Investments Are Needed to Tackle Toronto’s Crisis of Inequality, So Why is City Council Leaving a Viable Revenue Tool on the Table?

We’re in the home stretch of the 2021 budget process, with the final vote by Toronto city council set for Thursday, February 18.

This year’s budget has been a tough one. COVID-19 has dramatically reduced municipal revenues, leaving the city with a budget shortfall of $649 million. To put that in perspective, it would take a residential property tax increase of more than 20 per cent to fill the hole.

Unlike the higher levels of government, local governments lack the tax levers to respond to budget shortfalls of this magnitude, and they are not legally permitted to run deficits.

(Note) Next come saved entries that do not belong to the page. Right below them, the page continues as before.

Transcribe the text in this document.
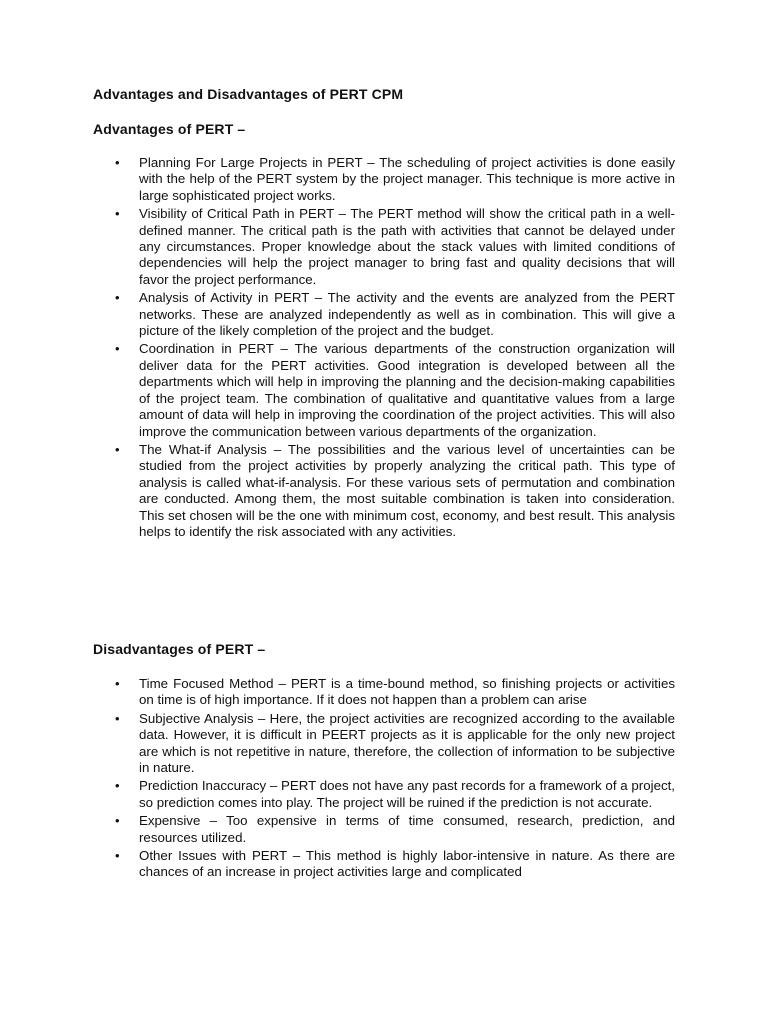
Advantages and Disadvantages of PERT CPM
Advantages of PERT –
•	Planning For Large Projects in PERT – The scheduling of project activities is done easily with the help of the PERT system by the project manager. This technique is more active in large sophisticated project works.
•	Visibility of Critical Path in PERT – The PERT method will show the critical path in a well-defined manner. The critical path is the path with activities that cannot be delayed under any circumstances. Proper knowledge about the stack values with limited conditions of dependencies will help the project manager to bring fast and quality decisions that will favor the project performance.
•	Analysis of Activity in PERT – The activity and the events are analyzed from the PERT networks. These are analyzed independently as well as in combination. This will give a picture of the likely completion of the project and the budget.
•	Coordination in PERT – The various departments of the construction organization will deliver data for the PERT activities. Good integration is developed between all the departments which will help in improving the planning and the decision-making capabilities of the project team. The combination of qualitative and quantitative values from a large amount of data will help in improving the coordination of the project activities. This will also improve the communication between various departments of the organization.
•	The What-if Analysis – The possibilities and the various level of uncertainties can be studied from the project activities by properly analyzing the critical path. This type of analysis is called what-if-analysis. For these various sets of permutation and combination are conducted. Among them, the most suitable combination is taken into consideration. This set chosen will be the one with minimum cost, economy, and best result. This analysis helps to identify the risk associated with any activities.
Disadvantages of PERT –
•	Time Focused Method – PERT is a time-bound method, so finishing projects or activities on time is of high importance. If it does not happen than a problem can arise
•	Subjective Analysis – Here, the project activities are recognized according to the available data. However, it is difficult in PEERT projects as it is applicable for the only new project are which is not repetitive in nature, therefore, the collection of information to be subjective in nature.
•	Prediction Inaccuracy – PERT does not have any past records for a framework of a project, so prediction comes into play. The project will be ruined if the prediction is not accurate.
•	Expensive – Too expensive in terms of time consumed, research, prediction, and resources utilized.
•	Other Issues with PERT – This method is highly labor-intensive in nature. As there are chances of an increase in project activities large and complicated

The mayor and council have rightly called for the federal and provincial government to step up to support the city.

But filling the hole in the budget won’t address Toronto’s crisis of social inequality exacerbated by the pandemic.

The emergence of COVID-19 has also shone a bright light on the critical need for affordable housing.

More than 80,000 households are on the social housing waiting list. According to the Canada Mortgage and Housing Corporation, Toronto renters have the highest rates of rental arrears in the country. Many will face eviction. Emergency shelters are at or near capacity, while hundreds of people live in encampments.

Housing is a matter of human rights, public health and racial justice. Every order of government has a responsibility to do their part. But what about Toronto?

The mayor and council have an opportunity to generate much-needed revenue by increasing the Municipal Land Transfer Tax (MLTT) for luxury homes. This tax is paid by home buyers and property buyers (with an exemption for first-time home buyers) as a percentage of the value of the property, ranging from 0.5 per cent to 2.5 per cent.

An increase in the top tier of the MLTT, from 2.5 per cent to 3.5 per cent for homes valued at more than $2 million, could raise an additional $18.62 million to $26.77 million, based on figures from a recent city staff report.

With that money over the last five years, the city could have built some 700 new affordable homes (based on costs from the city’s recent modular housing project).

Some argue that no one should be expected to pay higher taxes during a pandemic. But the economic impact of COVID-19 has been anything but equal. Low-income, racialized Torontonians have been the most adversely affected by the pandemic in terms of health, income and employment. Meanwhile, Toronto’s luxury home market has done quite well, showing a 30 per cent increase in sales over the last year.

It’s true that the potential revenues from an increase to the MLTT will not solve the city’s housing crisis. A luxury tax on homes will not end homelessness. But without immediate action, deep inequities in our city will continue to grow.

Toronto city council doesn’t have all the tools at its disposal to fund critical programs, services, and infrastructure. But it does have the power to raise the MLTT rate on luxury homes, and it can decide to do so right now.

The mayor and city council are faced with many difficult decisions this year, and on February 18, they need to do their part – they need to use every tool in the toolbox to fund the solutions that will create a more livable and equitable city.

Caryl Arundel is the interim executive director at Social Planning Toronto. Neil Hetherington is the chief executive officer of the Daily Bread Food Bank.